In the three or four days I spent in the hospital, I had time to think. I had come as close to death as anyone is ever likely to and moments – seconds – like that make you concentrate. I was seventeen. My family were gone. I was alone. But it hadn’t always been like that. Once – and it was actually only four years ago – there had been a magic time when no one thought or spoke of death. It was a time of life. It was my childhood.
1
The Garden of Eden
It’s the little things I remember – the singing of the birds in the high woods; the taste of the blackberries, wild and sweet by the roadside; and over it all, under a sky that seemed forever blue, the heady scent of the pine trees. I remember the rutted roads and the smell and rattle of the bus that took us there – eighty kilometres through a magic land; the furthest I had travelled in my life.
It was summer, of course, when we went there – just a holiday like any other. But not like any other. Summers like that would not come again, except in my fondest dreams. Summers that should have faded from my memory but refused to fade. Memories that may just have kept me sane in the years that followed. And I can hear them now, the friends and family crowding round, laughing, nodding, the old men tugging their beards, the women hugging us and clucking round, preparing the food. ‘Here are the relatives,’ was the first shout we’d hear, ‘from Bedzin!’ And for those few weeks, Bedzin could have been on the far side of the moon.

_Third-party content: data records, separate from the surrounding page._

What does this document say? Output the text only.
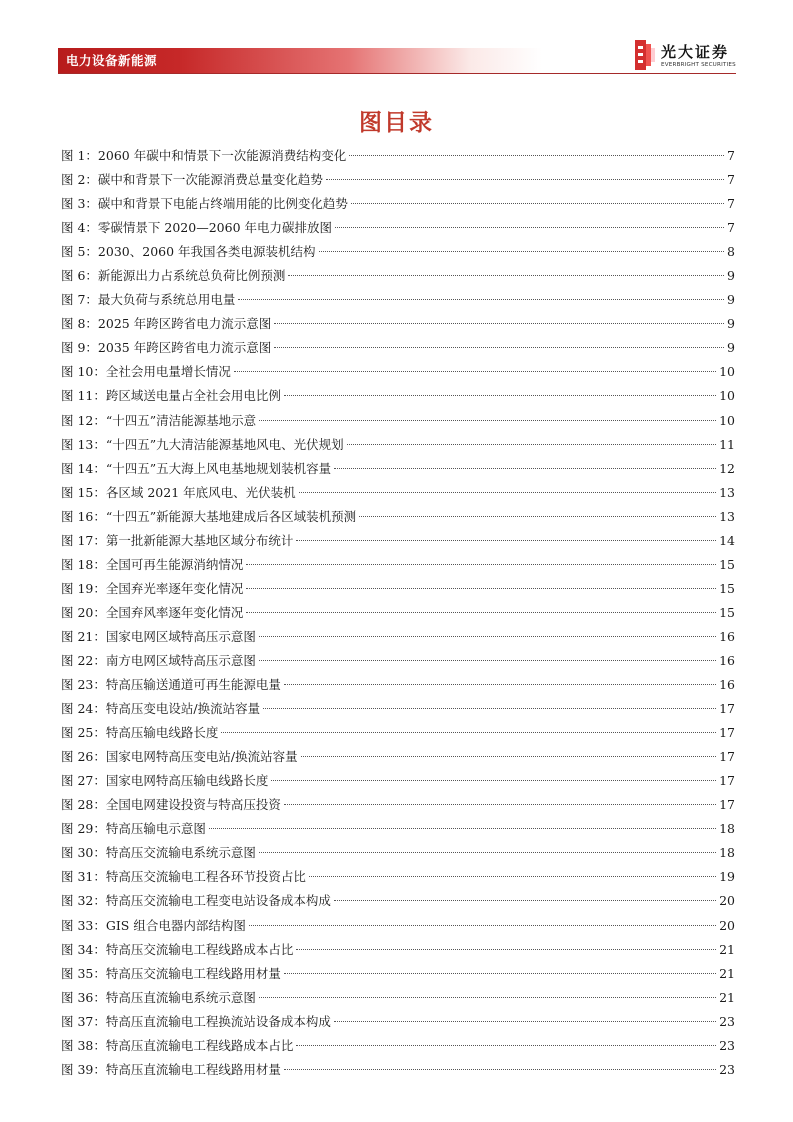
电力设备新能源	光大证券
EVERBRIGHT SECURITIES
图目录
图 1：2060 年碳中和情景下一次能源消费结构变化	7
图 2：碳中和背景下一次能源消费总量变化趋势	7
图 3：碳中和背景下电能占终端用能的比例变化趋势	7
图 4：零碳情景下 2020—2060 年电力碳排放图	7
图 5：2030、2060 年我国各类电源装机结构	8
图 6：新能源出力占系统总负荷比例预测	9
图 7：最大负荷与系统总用电量	9
图 8：2025 年跨区跨省电力流示意图	9
图 9：2035 年跨区跨省电力流示意图	9
图 10：全社会用电量增长情况	10
图 11：跨区域送电量占全社会用电比例	10
图 12：“十四五”清洁能源基地示意	10
图 13：“十四五”九大清洁能源基地风电、光伏规划	11
图 14：“十四五”五大海上风电基地规划装机容量	12
图 15：各区域 2021 年底风电、光伏装机	13
图 16：“十四五”新能源大基地建成后各区域装机预测	13
图 17：第一批新能源大基地区域分布统计	14
图 18：全国可再生能源消纳情况	15
图 19：全国弃光率逐年变化情况	15
图 20：全国弃风率逐年变化情况	15
图 21：国家电网区域特高压示意图	16
图 22：南方电网区域特高压示意图	16
图 23：特高压输送通道可再生能源电量	16
图 24：特高压变电设站/换流站容量	17
图 25：特高压输电线路长度	17
图 26：国家电网特高压变电站/换流站容量	17
图 27：国家电网特高压输电线路长度	17
图 28：全国电网建设投资与特高压投资	17
图 29：特高压输电示意图	18
图 30：特高压交流输电系统示意图	18
图 31：特高压交流输电工程各环节投资占比	19
图 32：特高压交流输电工程变电站设备成本构成	20
图 33：GIS 组合电器内部结构图	20
图 34：特高压交流输电工程线路成本占比	21
图 35：特高压交流输电工程线路用材量	21
图 36：特高压直流输电系统示意图	21
图 37：特高压直流输电工程换流站设备成本构成	23
图 38：特高压直流输电工程线路成本占比	23
图 39：特高压直流输电工程线路用材量	23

I can see the tables now, groaning with the food of the countryside. Butter, rich and yellow; the smetana cream, sharp and pure and richer than anything you can buy today. Cheese that melted in the mouth but bit back; the cheese with holes (Emmenthal or Jarlsberg), the schweitzer cake. Bread that smelled of Heaven dipped in smetana; pastries you’d give your right arm for. We ran through the woods, my brothers and I, running off a meal like that – Nathan, nearly a man in that last summer; Majer and Wolf, trying to keep up. Josek was too little to join us; just a babe in arms and never far from my mother’s side. We kicked a rag ball around in the long grass, rode the tough little ponies of the Polish plain, splashed each other and swam in the cool, brown water of the river, dappled with trailing willows.